More people investigated the case early, Denney said, in part because one of the incidents involved the freeway. The sheriff's office and MADIU first focused on the Callahan's lodge homicide, while resources from Oregon State police and the multi-agency Serious/Fatal Traffic Accident Reconstruction team focused on the I-5 crime scene.

Reaching next-of-kin was a challenge Saturday for investigators, Denney said, particularly in the search for Norman's family because he was from out of the area.

The Oregon Department of Transportation closed one lane on Interstate 5 shortly after 7 a.m. and both lanes were closed shortly after 9 a.m.

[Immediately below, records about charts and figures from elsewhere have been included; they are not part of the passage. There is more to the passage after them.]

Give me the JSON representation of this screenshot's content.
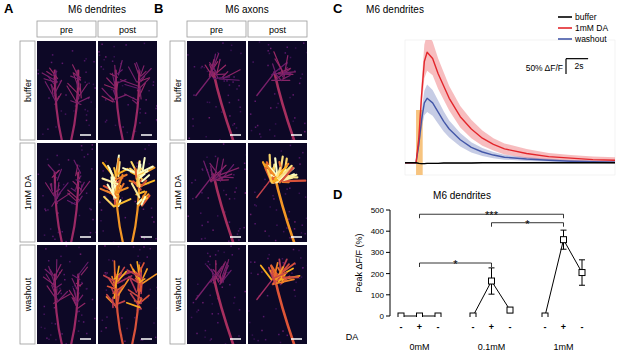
{
  "panels": [
    {
      "label": "A",
      "title": "M6 dendrites",
      "columns": [
        "pre",
        "post"
      ],
      "rows": [
        "buffer",
        "1mM DA",
        "washout"
      ]
    },
    {
      "label": "B",
      "title": "M6 axons",
      "columns": [
        "pre",
        "post"
      ],
      "rows": [
        "buffer",
        "1mM DA",
        "washout"
      ]
    }
  ],
  "chart_data": [
    {
      "label": "C",
      "type": "line",
      "title": "M6 dendrites",
      "x": [
        -1,
        -0.5,
        0,
        0.25,
        0.5,
        0.75,
        1,
        1.5,
        2,
        2.5,
        3,
        4,
        5,
        6,
        7,
        8,
        10,
        12,
        14,
        16,
        18
      ],
      "xlim": [
        -1,
        18
      ],
      "ylim": [
        -40,
        400
      ],
      "tick_labels": false,
      "legend": "top-right",
      "stimulus": [
        0,
        0.6
      ],
      "scale_bar": {
        "x": 2,
        "x_label": "2s",
        "y": 50,
        "y_label": "50% ΔF/F"
      },
      "series": [
        {
          "name": "buffer",
          "color": "#000000",
          "values": [
            0,
            0,
            0,
            -2,
            -3,
            -3,
            -2,
            -2,
            -2,
            -1,
            -1,
            -1,
            -1,
            0,
            0,
            0,
            0,
            0,
            0,
            0,
            0
          ],
          "error": [
            2,
            2,
            2,
            2,
            2,
            2,
            2,
            2,
            2,
            2,
            2,
            2,
            2,
            2,
            2,
            2,
            2,
            2,
            2,
            2,
            2
          ]
        },
        {
          "name": "1mM DA",
          "color": "#e3262b",
          "values": [
            0,
            0,
            0,
            80,
            220,
            330,
            360,
            340,
            290,
            250,
            210,
            150,
            110,
            80,
            60,
            45,
            30,
            20,
            15,
            10,
            8
          ],
          "error": [
            0,
            0,
            0,
            20,
            40,
            55,
            60,
            55,
            50,
            45,
            40,
            35,
            30,
            25,
            20,
            18,
            15,
            12,
            10,
            10,
            10
          ]
        },
        {
          "name": "washout",
          "color": "#4357a8",
          "values": [
            0,
            0,
            0,
            60,
            140,
            195,
            210,
            195,
            165,
            135,
            110,
            75,
            50,
            35,
            25,
            18,
            12,
            8,
            5,
            3,
            2
          ],
          "error": [
            0,
            0,
            0,
            15,
            30,
            40,
            45,
            42,
            38,
            33,
            28,
            22,
            17,
            13,
            10,
            8,
            6,
            5,
            4,
            4,
            4
          ]
        }
      ]
    },
    {
      "label": "D",
      "type": "line",
      "title": "M6 dendrites",
      "y_label": "Peak ΔF/F (%)",
      "x_label": "DA",
      "categories": [
        "-",
        "+",
        "-",
        "-",
        "+",
        "-",
        "-",
        "+",
        "-"
      ],
      "groups": [
        "0mM",
        "0.1mM",
        "1mM"
      ],
      "values": [
        0,
        0,
        0,
        0,
        165,
        28,
        0,
        360,
        205
      ],
      "error": [
        0,
        0,
        0,
        0,
        62,
        12,
        0,
        45,
        60
      ],
      "ylim": [
        0,
        500
      ],
      "yticks": [
        0,
        100,
        200,
        300,
        400,
        500
      ],
      "marker": "square",
      "annotations": [
        {
          "from": 1,
          "to": 4,
          "y": 250,
          "text": "*"
        },
        {
          "from": 4,
          "to": 7,
          "y": 440,
          "text": "*"
        },
        {
          "from": 1,
          "to": 7,
          "y": 480,
          "text": "***"
        }
      ]
    }
  ]
}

Saturday. The traffic lanes didn't reopen until just after 3 p.m.

The new FARO crime scene imaging system reduced the time that the freeway needed to be closed Saturday, Denney said. The scanner creates a 3-D view of the scene, complete with images and measurements and is more effective than taking photos, video and measurements separately.

Investigators are still working to piece together what motivated Norman's actions, and ask anyone who may have had contact with him leading up to the shooting to contact detectives at 541-774-6800 and reference case number 17-20750.

Sickler said investigators are trying to gather as many answers as they can.

“Obviously, we’re not looking for a suspect,” Sickler said. “Nonetheless we want to make sure we do a thorough investigation as to what prompted this kind of action.”